By CARROLL JOHNSON and NATALIE GAWDIAK
LC's Law Library has begun the first of what it envisions will be many training sessions to enlist the participation of countries around the world in its Global Legal Information Network (GLIN).
On Feb. 6, legal and computer staff from the legislatures of Argentina, Kuwait, Poland and Ukraine began a monthlong course in how to analyze, abstract and input their countries' legislation on-line. They also learned how to transfer these files to the headquarters of the GLIN project in the Law Library.
The history of GLIN began in the 1950s, when the Law Library's former Hispanic Law Division created a card file to index the laws printed in the official law gazettes of those jurisdictions that had no indexes. In the 1970s, these files were put on-line and became known as Name to Come, or LAWL. While this file can still be searched on-line, the GLIN project will greatly expand both the number of countries involved and the possibilities for foreign legal research. The GLIN partnership allows members to perform work at remote locations that used to be done in the Law Library.
To prepare for this transition of workload, the Law Library hosted a three-day conference on Nov. 28-30, 1994, to provide the first hands-on training for participants. Rubens Medina, the law librarian and GLIN project director, began that session by introducing Dr. Billington, who officially opened the conference.
In attendance at the organizational meeting were representatives from Argentina, Brazil, Kazakhstan, Kuwait, Mauritania, Paraguay, Poland and Ukraine as well as from the World Bank and the Inter-American Development Bank.
Guest speaker Marybeth Peters, Register of Copyrights, also addressed the group about the ramifications of copyright in the context of electronic databases.
An Internet service provider presented a series of steps each country must take to connect to the Internet as a node for full GLIN participation.
During the preliminary conference, Nick Kozura, the project's technical manager, explained that the GLIN project is being implemented in stages because many countries belong to the network but not all have local workstations.
In its final form, GLIN will have partners worldwide that electronically transmit data from their local workstations to the Law Library via the Internet. They will be able to send full-text images of statutes and regulations along with abstracts and subject terms for the laws in their original, official language.
LC analysts then will be responsible for quality review and for creating English-language abstracts to accompany each entry, making the entire file available to all nations participating in the project.
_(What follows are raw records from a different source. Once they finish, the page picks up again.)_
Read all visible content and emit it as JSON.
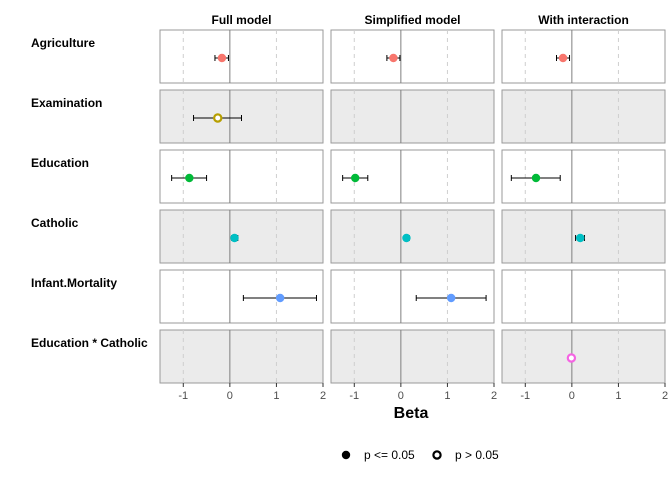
{
  "chart_data": {
    "type": "scatter",
    "xlabel": "Beta",
    "xlim": [
      -1.5,
      2
    ],
    "x_ticks": [
      {
        "v": -1,
        "label": "-1"
      },
      {
        "v": 0,
        "label": "0"
      },
      {
        "v": 1,
        "label": "1"
      },
      {
        "v": 2,
        "label": "2"
      }
    ],
    "reference_lines": {
      "solid": 0,
      "dashed": [
        -1,
        1
      ]
    },
    "columns": [
      "Full model",
      "Simplified model",
      "With interaction"
    ],
    "rows": [
      "Agriculture",
      "Examination",
      "Education",
      "Catholic",
      "Infant.Mortality",
      "Education * Catholic"
    ],
    "colors": {
      "Agriculture": "#F8766D",
      "Examination": "#B79F00",
      "Education": "#00BA38",
      "Catholic": "#00BFC4",
      "Infant.Mortality": "#619CFF",
      "Education * Catholic": "#F564E3"
    },
    "panel_fill": {
      "odd": "#ffffff",
      "even": "#ebebeb"
    },
    "points": [
      {
        "model": "Full model",
        "term": "Agriculture",
        "beta": -0.17,
        "lo": -0.32,
        "hi": -0.03,
        "significant": true
      },
      {
        "model": "Full model",
        "term": "Examination",
        "beta": -0.26,
        "lo": -0.78,
        "hi": 0.25,
        "significant": false
      },
      {
        "model": "Full model",
        "term": "Education",
        "beta": -0.87,
        "lo": -1.25,
        "hi": -0.5,
        "significant": true
      },
      {
        "model": "Full model",
        "term": "Catholic",
        "beta": 0.1,
        "lo": 0.04,
        "hi": 0.17,
        "significant": true
      },
      {
        "model": "Full model",
        "term": "Infant.Mortality",
        "beta": 1.08,
        "lo": 0.29,
        "hi": 1.86,
        "significant": true
      },
      {
        "model": "Simplified model",
        "term": "Agriculture",
        "beta": -0.16,
        "lo": -0.3,
        "hi": -0.02,
        "significant": true
      },
      {
        "model": "Simplified model",
        "term": "Education",
        "beta": -0.98,
        "lo": -1.25,
        "hi": -0.71,
        "significant": true
      },
      {
        "model": "Simplified model",
        "term": "Catholic",
        "beta": 0.12,
        "lo": 0.07,
        "hi": 0.18,
        "significant": true
      },
      {
        "model": "Simplified model",
        "term": "Infant.Mortality",
        "beta": 1.08,
        "lo": 0.33,
        "hi": 1.83,
        "significant": true
      },
      {
        "model": "With interaction",
        "term": "Agriculture",
        "beta": -0.19,
        "lo": -0.33,
        "hi": -0.05,
        "significant": true
      },
      {
        "model": "With interaction",
        "term": "Education",
        "beta": -0.77,
        "lo": -1.3,
        "hi": -0.25,
        "significant": true
      },
      {
        "model": "With interaction",
        "term": "Catholic",
        "beta": 0.18,
        "lo": 0.08,
        "hi": 0.27,
        "significant": true
      },
      {
        "model": "With interaction",
        "term": "Education * Catholic",
        "beta": -0.01,
        "lo": -0.02,
        "hi": 0.01,
        "significant": false
      }
    ],
    "legend": {
      "position": "bottom",
      "items": [
        {
          "shape": "filled-circle",
          "label": "p <= 0.05"
        },
        {
          "shape": "open-circle",
          "label": "p > 0.05"
        }
      ]
    }
  }
}
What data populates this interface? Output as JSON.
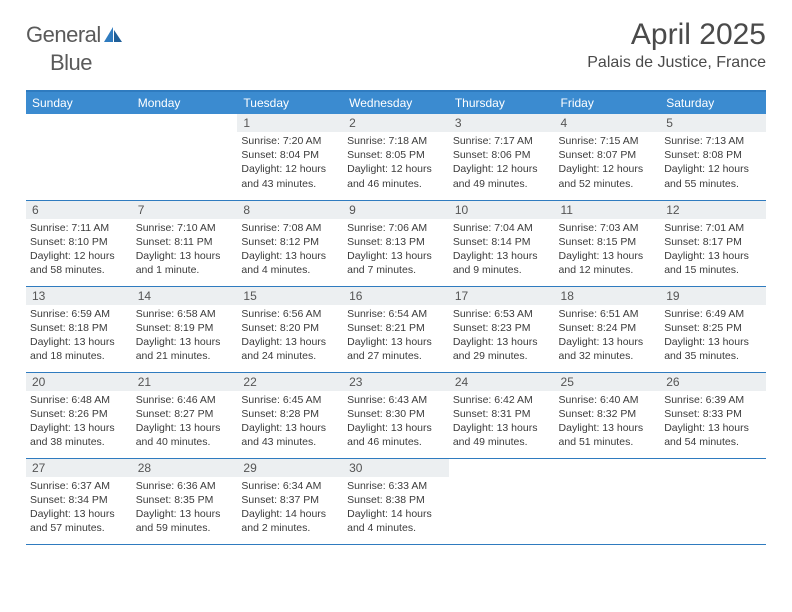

Important experience was gained from the prototype that connected workstations in Brazil and Mexico with the Law Library. For example, officials in a federal court in Brazil and from the Mexican legislature volunteered to help the Law Library work on a test system, which was inaugurated in October 1992. Ellen Gracie Northfleet, a federal judge from Brazil, became interested in the GLIN project when she was a visiting scholar at the Library. She aided in GLIN's implementation in her native country.
During the February GLIN training session, Law Library staffers presented courses in the technical components of the program as well as the legal and theoretical aspects of the project. In developing GLIN's precursor, the personnel of the former Hispanic Law Division (now part of the Law Library's newly formed Western Law Division) undertook the creation of a legal thesaurus, which was used as the foundation for organizing terms input into the file. The current training teaches the GLIN participants how to use GLIN's thesaurus in their home countries.
Participating in the monthlong GLIN program at the Law Library in February were two groups, legal analysts and technical information specialists. The legal analysts were: Faisal al-Haidar (Kuwait), Ewa Chmielewska-Gorczyca (Poland), Nelida Ines Diaz De Frabosqui (Argentina), and Serhiy Pylypenko and Oksana Horbunova (Ukraine). The technical personnel were: Wajech al-Mansur (Kuwait), Luis Adolfo del Fiore (Argentina), Katarzyna Nowosad (Poland) and Vitaliy Pashkovsky (Ukraine).
Carroll Johnson is a communications specialist in the Public Affairs Office and Natalie Gawdiak is a writer-editor in the Law Library.